On Mon, 2005-08-29 at 19:34, Tim Nelson wrote:
>       He's adding stuff to the end of the filename.  So, for example, 
> say we want file foo on servers that are both mail servers and web 
> servers, we get this:
> Mark (msa) solution:
> .../usr/local/bin/foo.__MailServer.WebServer__
> Tim templating solution:
> .../MailServer.WebServer/usr/local/bin/foo
>       Naturally I like mine better, but his solution should work just as 
> well if that's the way he wanted to do it 

I have no problem with Mark doing it "the way he wants to do it", but
these aren't at all equivalent solutions to the question of how to
organize your sources, and he was asking for feedback about his
approach.  The first obliges you to individually copy the files (or use
some secondary renaming mechanism), the second allows you to recursively
copy a whole directory tree for 'MailServer' or 'solaris' or
'foo_domain_com' or 'DevelopmentNetwork' or whatever. The first would
quickly lead to some complicated naming conventions, and equally
complicated filters and includes/excludes. 
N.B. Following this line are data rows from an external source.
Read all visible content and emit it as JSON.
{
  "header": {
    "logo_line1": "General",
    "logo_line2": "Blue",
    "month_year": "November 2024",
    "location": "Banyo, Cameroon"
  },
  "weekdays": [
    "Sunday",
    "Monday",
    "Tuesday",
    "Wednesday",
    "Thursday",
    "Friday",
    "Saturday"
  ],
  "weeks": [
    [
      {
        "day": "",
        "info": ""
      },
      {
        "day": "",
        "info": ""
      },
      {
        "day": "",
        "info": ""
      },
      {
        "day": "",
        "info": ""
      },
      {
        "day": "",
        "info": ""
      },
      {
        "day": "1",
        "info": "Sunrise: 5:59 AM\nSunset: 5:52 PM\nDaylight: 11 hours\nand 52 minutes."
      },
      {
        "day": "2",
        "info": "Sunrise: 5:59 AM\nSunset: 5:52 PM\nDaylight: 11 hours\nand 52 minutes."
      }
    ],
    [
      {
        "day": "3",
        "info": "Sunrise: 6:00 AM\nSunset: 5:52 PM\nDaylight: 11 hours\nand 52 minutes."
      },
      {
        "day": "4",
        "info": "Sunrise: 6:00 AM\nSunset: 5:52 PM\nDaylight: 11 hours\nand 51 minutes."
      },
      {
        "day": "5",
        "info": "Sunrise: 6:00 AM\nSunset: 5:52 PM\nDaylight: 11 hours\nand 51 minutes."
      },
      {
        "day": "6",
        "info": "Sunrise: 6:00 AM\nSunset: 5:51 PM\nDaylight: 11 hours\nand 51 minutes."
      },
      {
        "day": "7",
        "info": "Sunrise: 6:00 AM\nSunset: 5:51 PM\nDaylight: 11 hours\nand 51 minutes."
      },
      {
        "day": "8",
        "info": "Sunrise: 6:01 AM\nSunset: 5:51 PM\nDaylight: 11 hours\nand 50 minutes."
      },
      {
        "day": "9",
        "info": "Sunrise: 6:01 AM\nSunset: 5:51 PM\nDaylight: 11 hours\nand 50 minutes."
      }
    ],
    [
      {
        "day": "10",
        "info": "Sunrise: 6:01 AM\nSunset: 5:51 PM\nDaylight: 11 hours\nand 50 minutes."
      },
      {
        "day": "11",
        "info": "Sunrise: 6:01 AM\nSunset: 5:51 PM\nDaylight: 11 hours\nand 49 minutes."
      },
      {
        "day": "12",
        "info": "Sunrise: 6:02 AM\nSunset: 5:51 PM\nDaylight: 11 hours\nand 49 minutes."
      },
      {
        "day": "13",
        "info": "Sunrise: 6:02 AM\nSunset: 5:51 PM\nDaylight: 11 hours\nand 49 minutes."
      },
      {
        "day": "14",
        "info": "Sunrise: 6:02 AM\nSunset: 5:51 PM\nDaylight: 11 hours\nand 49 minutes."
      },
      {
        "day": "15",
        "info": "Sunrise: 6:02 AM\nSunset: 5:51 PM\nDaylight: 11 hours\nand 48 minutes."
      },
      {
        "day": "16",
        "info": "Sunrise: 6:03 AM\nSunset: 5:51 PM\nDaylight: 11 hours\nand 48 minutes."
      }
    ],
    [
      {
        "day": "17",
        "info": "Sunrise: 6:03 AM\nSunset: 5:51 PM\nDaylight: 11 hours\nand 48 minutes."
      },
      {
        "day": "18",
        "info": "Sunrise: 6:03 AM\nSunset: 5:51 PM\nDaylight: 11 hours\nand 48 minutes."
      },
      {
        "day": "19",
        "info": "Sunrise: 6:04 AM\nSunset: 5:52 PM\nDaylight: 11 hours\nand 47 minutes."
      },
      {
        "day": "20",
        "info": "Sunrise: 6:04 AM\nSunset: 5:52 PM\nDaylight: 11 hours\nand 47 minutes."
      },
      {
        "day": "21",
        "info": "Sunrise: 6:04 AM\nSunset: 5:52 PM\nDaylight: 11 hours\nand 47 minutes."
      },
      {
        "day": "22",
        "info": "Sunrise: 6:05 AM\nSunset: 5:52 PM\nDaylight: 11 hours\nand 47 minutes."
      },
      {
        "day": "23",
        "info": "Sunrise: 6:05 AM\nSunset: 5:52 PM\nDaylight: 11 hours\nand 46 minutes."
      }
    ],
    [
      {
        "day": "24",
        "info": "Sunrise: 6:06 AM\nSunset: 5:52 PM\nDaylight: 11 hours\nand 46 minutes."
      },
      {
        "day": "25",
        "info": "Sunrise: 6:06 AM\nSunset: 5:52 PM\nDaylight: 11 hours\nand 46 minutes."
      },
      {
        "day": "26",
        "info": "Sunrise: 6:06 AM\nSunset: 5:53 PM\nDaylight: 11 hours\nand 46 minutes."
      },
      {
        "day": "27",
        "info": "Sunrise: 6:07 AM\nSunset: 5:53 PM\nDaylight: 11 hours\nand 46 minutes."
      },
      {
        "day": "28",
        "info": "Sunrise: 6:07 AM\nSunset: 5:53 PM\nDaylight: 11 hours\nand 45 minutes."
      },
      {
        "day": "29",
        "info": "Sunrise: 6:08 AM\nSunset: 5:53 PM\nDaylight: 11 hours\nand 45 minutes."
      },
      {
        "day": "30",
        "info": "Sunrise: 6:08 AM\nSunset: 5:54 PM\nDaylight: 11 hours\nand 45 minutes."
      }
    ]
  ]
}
My point, and my opinion, is that a filesystem-mirror tree as an
organizing principle for all of your source files isn't particularly
useful or scalable.  Mark asked 'Are you actually doing this?', meaning
copying from source directories related to classes.  I'd guess that most
EVERYBODY reading this list is actually doing that.  I'd be more
interested to know if anybody is 'actually' copying from a completely
filesystem-based repository tree structure.